O romance "Natureza morta" é construído por José Fontenele em torno de um tema sensível e doloroso: a morte de um bebê durante a gravidez, o chamado parto interrompido. O luto da personagem Laura, que perde primeiro Henrique e, pouco mais de um ano depois, Rafael, não é um luto muito reconhecido pela sociedade, seria uma espécie de dor menor, mas que para a mãe "é como se a natureza dentro de mim não me quisesse como raiz de nada".
A narrativa, com suas muitas doses de dramaticidade e personagens singulares, é bem conduzida pelo autor, que alterna as vozes de Laura e seu marido Damião, que, ao não entender esse tipo de luto, se refugia em um silêncio constrangedor. Em volta dele, todos são vistos e caracterizados como animais, uma forma de representação da sociedade que vai se encaixar muito bem com o destino do personagem, no final do livro. "Todo dia era forçado a ultrapassar bicos, penas, patas, narizes que ninguém sabe o nome, cascos, asas, falsos pés, e toda a sorte de animália possível".

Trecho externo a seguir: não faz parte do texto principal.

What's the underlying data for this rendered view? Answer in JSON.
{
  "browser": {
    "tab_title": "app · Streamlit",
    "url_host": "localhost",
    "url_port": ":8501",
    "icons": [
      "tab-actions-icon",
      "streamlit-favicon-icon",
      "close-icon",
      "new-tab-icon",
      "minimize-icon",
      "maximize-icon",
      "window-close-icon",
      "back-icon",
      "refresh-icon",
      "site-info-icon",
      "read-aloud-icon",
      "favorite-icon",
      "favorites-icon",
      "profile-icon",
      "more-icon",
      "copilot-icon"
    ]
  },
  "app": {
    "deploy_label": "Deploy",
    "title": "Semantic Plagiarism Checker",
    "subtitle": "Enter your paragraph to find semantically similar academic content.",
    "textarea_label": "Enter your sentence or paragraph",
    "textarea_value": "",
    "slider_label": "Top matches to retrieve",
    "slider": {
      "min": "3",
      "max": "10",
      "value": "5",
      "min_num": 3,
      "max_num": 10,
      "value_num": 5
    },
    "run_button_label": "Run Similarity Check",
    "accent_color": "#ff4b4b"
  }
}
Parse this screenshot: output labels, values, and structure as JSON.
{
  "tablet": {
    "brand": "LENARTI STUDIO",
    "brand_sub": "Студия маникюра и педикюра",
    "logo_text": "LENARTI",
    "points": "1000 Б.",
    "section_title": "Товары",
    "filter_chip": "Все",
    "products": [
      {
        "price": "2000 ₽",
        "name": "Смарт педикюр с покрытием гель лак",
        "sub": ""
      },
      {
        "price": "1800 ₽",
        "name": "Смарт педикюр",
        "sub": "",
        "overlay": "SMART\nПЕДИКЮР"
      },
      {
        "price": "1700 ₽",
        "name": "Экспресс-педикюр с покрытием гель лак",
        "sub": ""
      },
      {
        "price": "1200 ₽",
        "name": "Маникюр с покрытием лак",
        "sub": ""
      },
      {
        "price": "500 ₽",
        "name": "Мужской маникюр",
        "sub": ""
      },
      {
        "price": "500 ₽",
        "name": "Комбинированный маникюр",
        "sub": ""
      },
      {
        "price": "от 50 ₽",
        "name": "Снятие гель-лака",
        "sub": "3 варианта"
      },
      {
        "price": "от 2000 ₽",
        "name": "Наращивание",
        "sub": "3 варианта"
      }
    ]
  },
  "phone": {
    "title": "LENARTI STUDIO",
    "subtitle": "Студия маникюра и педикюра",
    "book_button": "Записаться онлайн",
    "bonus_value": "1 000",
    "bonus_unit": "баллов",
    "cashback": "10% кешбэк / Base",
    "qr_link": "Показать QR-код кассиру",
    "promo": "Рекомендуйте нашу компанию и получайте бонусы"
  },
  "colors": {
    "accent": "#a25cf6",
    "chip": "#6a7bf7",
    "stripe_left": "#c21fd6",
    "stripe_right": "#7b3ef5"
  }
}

Incompreendida pelo marido e pela família, Laura usa a pintura para enfrentar a sua dor solitária. Mas de repente, do nada, ela se vê cercada, em seu apartamento, por pessoas interessadas em ajudá-la, o aspirante a escritor Hipólito e Tereza, que consegue uma exposição para as obras de Laura. A forma como esses novos personagens são vistos pelo casal é completamente diferente entre Laura e Damião, que os vê como dois intrusos em sua vida com a esposa, enquanto Laura os percebe como eles realmente são: a sua tábua de salvação, o único pedacinho de esperança que ela tinha para se agarrar à vida. "Já ouvi que para ser feliz a dois, nunca devemos nos revelar completamente ao parceiro. Algo como se fôssemos um capítulo de novela que se renova dia a dia, indefinidamente, até a hora desconhecida da morte".
Damião representa a vida adaptada ao sistema, um emprego chato em um hotel, mas suportável apenas pelo desejo de crescer na empresa, e a indiferença, ou a falta de compreensão, em relação ao problema da esposa, facilmente substituível por um jogo de futebol na noite de quarta-feira na TV, aliada à falta de bom senso ao tocar em assuntos traumáticos com a esposa no dia da vernissage dela. Enquanto isso, Laura vive no fio da navalha, uma vida frágil, que pode ser rompida a qualquer momento, e que acaba sendo a o principal combustível para a qualidade da sua pintura: "Mas não tem jeito, Arte é um ofício irregular porque áspera é a vida".
Como foi dito no início, o livro trata de um tema sensível e complexo e José Fontenele, por ser homem, obviamente jamais poderia sentir, em toda a sua dimensão, a dor de Laura ao perder dois filhos durante a gravidez. Mas uma das grandes qualidade deste livro é exatamente o uso da empatia pelo autor, essa capacidade de se sentir no lugar do outro, mergulhando fundo na tristeza e frustração de Laura. Acredito que após a leitura de "Natureza morta" muitos terão um olhar diferenciado para esse tipo de luto tão comum, mas ao mesmo tempo tão oculto pela sociedade.
'
Eu com o autor
SOBRE O AUTOR
José Fontenele nasceu no Piauí. É jornalista formado pela Universidade Federal de Santa Catarina (UFSC), escritor e organizador cultural. Autopublicou seu primeiro romance, O ralo da consciência, em 2014. Está entre os coordenadores do Clube da Leitura RJ e o Clube de Leitura ZO (RJ). Participou da coletânea Clube da Leitura Vol. IV (Rubra), como escritor e organizador; e tem um conto na coletânea 80 anos, devagarinho — Conta forte, conta alto, publicada pela Festa Literária das Periferias (FLUP), em homenagem à obra de Martinho da Vila. Escreve sobre Cultura e Literatura para a revista literária Revéstres. Colabora com resenhas para sites de literatura e trabalha na agência literária Oasys Cultural. Mora na cidade do Rio de Janeiro.